Well, I'm just wondering if there is any tutorial/hint, how to create videofiles that can be played via the videoplayer.bin-application from Krikzz (http://krikzz.com/pub/support/everdrive-md/module/bin/videoplayer.bin) Anybody knows???? Many greetings...
From the source we see The video is 28 tiles wide, by 21 tiles tall. A tile is 32 bytes, being 8x8 pixels, each a nibble wide (16 colors). u32 is 4 bytes, and the * 8 inside the array gives 4 * 8 = 32 bytes; so img_buff is the tile data for the video frame. Looking further, we find the frames loaded as such where addr is the sector buffer set just prior to this function. A full block (512 bytes) is read into pal_buf, which is 256 words so it all fits. The routine then goes on to read the data into the tile buffer, img_buf. Here's a slight bug in the player - it reads the image data a sector at a time (512 bytes); the problem is the tile buffer is 28*21*32 bytes, which divided by 512 is 36.75 sectors. So the last sector will overrun the tile buffer. Hope there's nothing after the tile buffer that's important! So the file format is just a raw dump of palette data followed by frame data, where you have 256 words of palette values followed by 36.75 sectors of tile data. Note that although it reads 37 sectors, the file pointer is advanced only 36.75. Look at this See? The file has the palette and then the frame exactly the size the arrays are defined for, not the amount read. Hope that makes sense. The data is then DMA'd to the vram and the screen scrolled to show the new data. The code then loops until the file runs out of data or you press B. So, to make your own video, you need to convert each frame into a 224x168 resolution 16 color image. You then need to save the palette (16 words of 9 bit BGR values padded to 256 words), then the raw frame data with 4 bit pixels, but in TILE format! Six pack by mic can give you the palette and 16 color image data for each frame. Then you have to concatenate all the data. Easy, no? Hopefully KRIKzz has something that automates that procedure a little.

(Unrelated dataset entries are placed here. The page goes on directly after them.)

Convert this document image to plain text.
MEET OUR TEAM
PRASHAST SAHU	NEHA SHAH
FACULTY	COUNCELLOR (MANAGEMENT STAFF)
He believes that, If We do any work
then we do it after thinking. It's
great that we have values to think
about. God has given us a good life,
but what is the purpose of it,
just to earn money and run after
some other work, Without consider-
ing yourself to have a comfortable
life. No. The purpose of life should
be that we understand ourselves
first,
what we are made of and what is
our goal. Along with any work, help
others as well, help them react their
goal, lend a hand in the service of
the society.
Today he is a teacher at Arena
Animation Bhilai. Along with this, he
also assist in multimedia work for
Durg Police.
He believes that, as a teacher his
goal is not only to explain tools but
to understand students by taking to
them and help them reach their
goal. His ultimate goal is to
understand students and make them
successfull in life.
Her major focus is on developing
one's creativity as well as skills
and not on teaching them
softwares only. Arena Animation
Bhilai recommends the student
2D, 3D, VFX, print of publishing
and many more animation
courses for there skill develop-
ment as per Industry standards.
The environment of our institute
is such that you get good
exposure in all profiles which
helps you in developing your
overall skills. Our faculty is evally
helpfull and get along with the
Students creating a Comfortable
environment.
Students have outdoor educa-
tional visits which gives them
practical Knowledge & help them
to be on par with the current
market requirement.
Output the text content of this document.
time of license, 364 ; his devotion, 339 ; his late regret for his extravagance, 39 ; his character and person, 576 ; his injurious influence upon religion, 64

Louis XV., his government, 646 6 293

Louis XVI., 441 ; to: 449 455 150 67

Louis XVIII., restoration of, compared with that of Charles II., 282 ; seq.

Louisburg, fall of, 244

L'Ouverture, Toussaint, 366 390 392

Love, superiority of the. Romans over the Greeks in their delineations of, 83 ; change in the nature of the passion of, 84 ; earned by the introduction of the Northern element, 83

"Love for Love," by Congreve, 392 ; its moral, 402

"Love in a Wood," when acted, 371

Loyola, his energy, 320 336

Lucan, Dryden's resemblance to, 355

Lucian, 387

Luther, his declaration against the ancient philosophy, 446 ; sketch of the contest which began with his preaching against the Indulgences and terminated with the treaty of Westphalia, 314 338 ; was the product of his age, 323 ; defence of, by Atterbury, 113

i have tool which can concatenate all frames and palettes in single dfatafile, also i have tool which can convert 16 color images in sega format, but still need alot of hand work
Someone please do the Rickroll! Been done for SNES, time for an MD port I think. Rename it as Sonic 1 Alpha and ship it over to Sonic Retro.
What you need is a shell script that dumps the frames to individual pictures, then uses something like imagemagick to resize the frame, then runs sixpack on each frame to get a bin of the palette and frame, then pad the palette, then concatenate the palette and frame for each. I might try my hand at that this next week. It would be a bash script targeting linux, not Windows, although it might work in CygWin.
You can dump a clip to jpeg or png using "mplayer -vo jpeg -nosound clip.avi" or "mplayer -vo png -nosound clip.avi". Mplayer can handle just about any input format (just used avi as an example), and you'll get a nice set of images out like 00000001.png 00000002.png etc. Mplayer also has a lot of options you can apply to the video, like resizing and such. Then it's a matter of using sixpack on the frames to get the raw data needed.